One of the big themes at LISA18 was the fast emerging discipline of Site Reliability Engineering (SRE). This approach to resiliency was born out of hyper-scale consumer cloud apps like Google, Facebook and Netflix but the principles are starting to resonate across the industry.

Failure at Netflix velocity, by Dave Hahn, Netflix

Netflix is big, really big.  The scale of their infrastructure is in the order of 100K+ EC2 instances, with 1000s of changes everyday, streaming 10TB/s video, with 1 goal – “winning moments of truth with their customers”. Essentially, Netflix believe that they are in competition for a split second decision on a users entertainment choice – competing with playing game, reading a book, watching tv, etc etc.

When Netflix decided to move to AWS, they rearchitected their entire system to take advantage of the cloud and normalize failure by randomly killing instances (“their Chaos Monkey” approach – fairly well known in the industry, and a key tenet in the emerging “Chaos Engineering” discipline). This was good at improving resiliency from instance failures, but another problem is ‘grey failures’ – essentially issues that were intermittent, incomplete requests, or slowdowns. They built another tool called “Latency Monkey” that allows their SRE team to introduce synthetic latency into the environment.

More broadly, Netflix has key principles to ensuring resiliency:

  • Reasonable Prevention – don’t overindex on past failures as by the time major failures happen, there is an alignment of 198 dominoes that all fell at the right time to cause thie issues. At the same time, don’t overindex on future perceived failures – it blinds the team to the easy opportunities right in front of the team
  • Invest in resilience – Resiliency must be a cognizant choice and should be codified by good application patterns
  • Introduce chaos – consider SREs like a “security red team, but for reliability” – this helps remind the team of the importance of resiliency, without waiting for a compelling event
  • Expect failures – failure is a when, not an if. Improving recovery is a more important strategy than prevention, but it is hard to predict all scenarios

And principles on incident management:

  • SHORT – incidents should be as short and shallow as possible. It is obvious, but needs to be said because it needs to be measured
  • UNIQUE – Every outage should be new and exciting. If incidents are repetitive and boring, it means the team isn’t learning from past issues and taking steps to solve.
  • VALUABLE – Outages are expensive, so the team must extract all the value they can.

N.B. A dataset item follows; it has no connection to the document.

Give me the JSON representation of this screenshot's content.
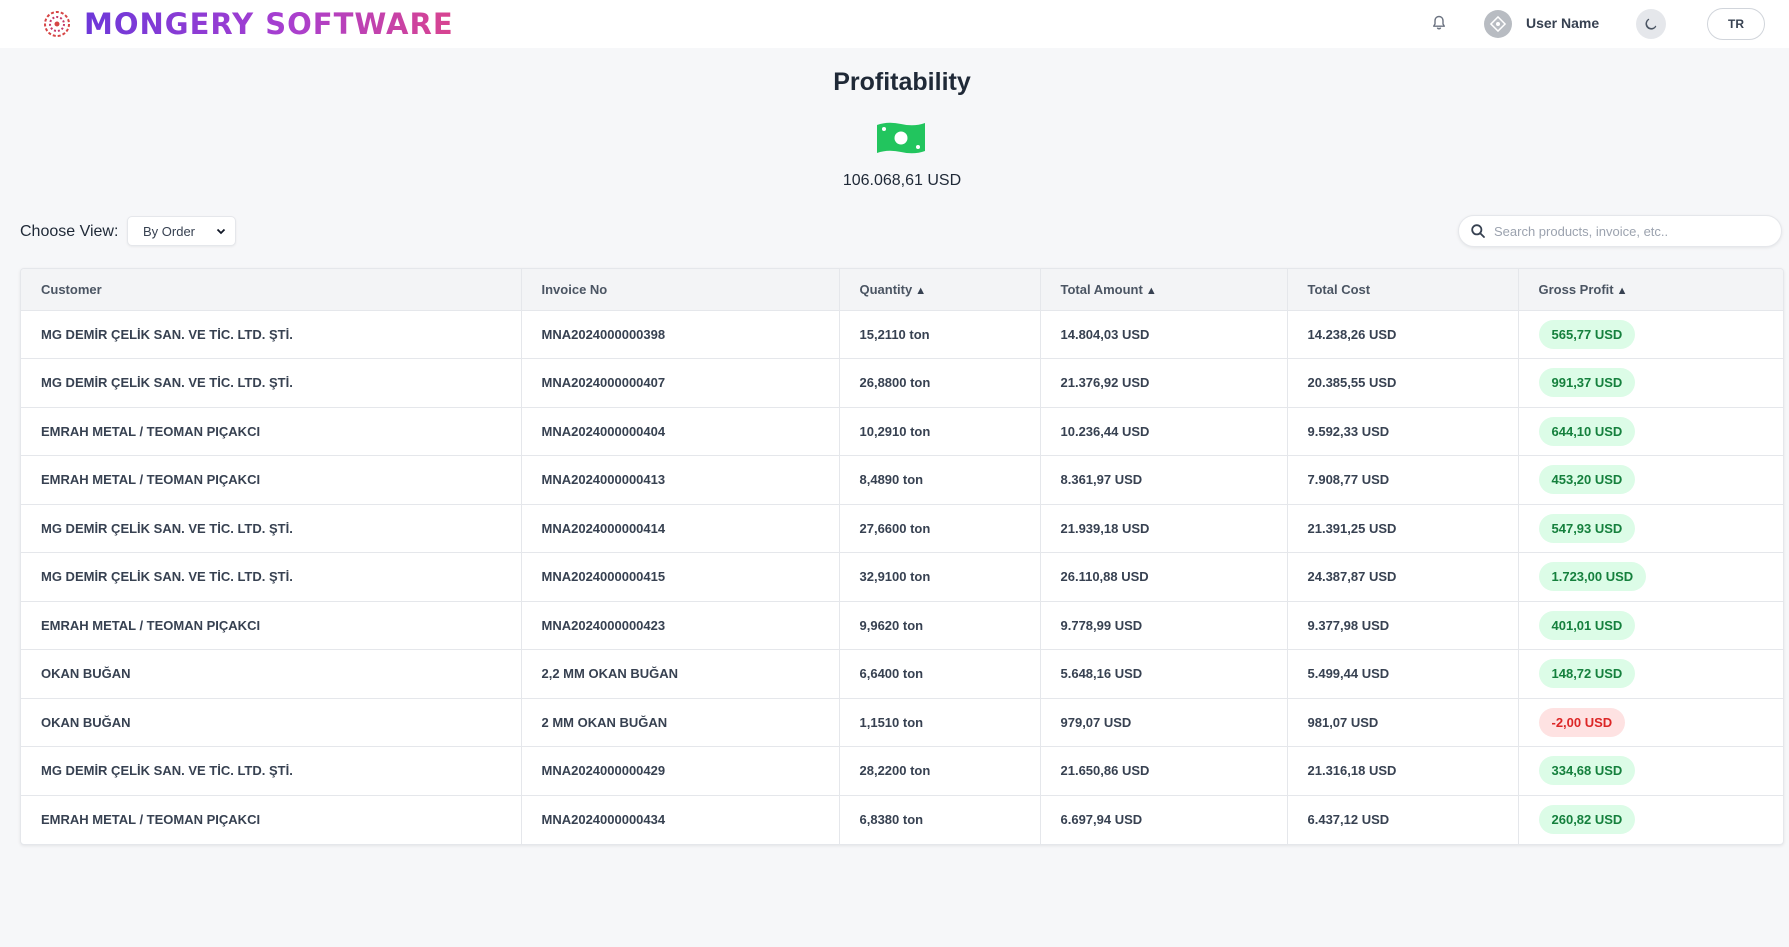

The role of SRE at Netflix

While DevOps seeks to institutionalize good ops feedback loops, there is still a need for “domain experts in failure”.

  • Before Incidents, SREs focus on training teams on how to function on-call, ensure teams know the key metrics, know to rely on the broader team etc
  • During incidents they are responsible for coordination and communications
  • After incidents, their job is to help memorialize the issues, seek input from all stakeholders and capture user impact stories. Understand the chain of events that led to the incident and conduct true blameless incident reviews

One interesting philosophical angle, I took out of this presentation – issues should be memorable and treated like folklore, fairy tales and fables – so that the cautionary tales are remembered by the organization. Incidents aren’t problems to be solved, they are dilemmas that need to be constantly mitigated and incrementally improved through process.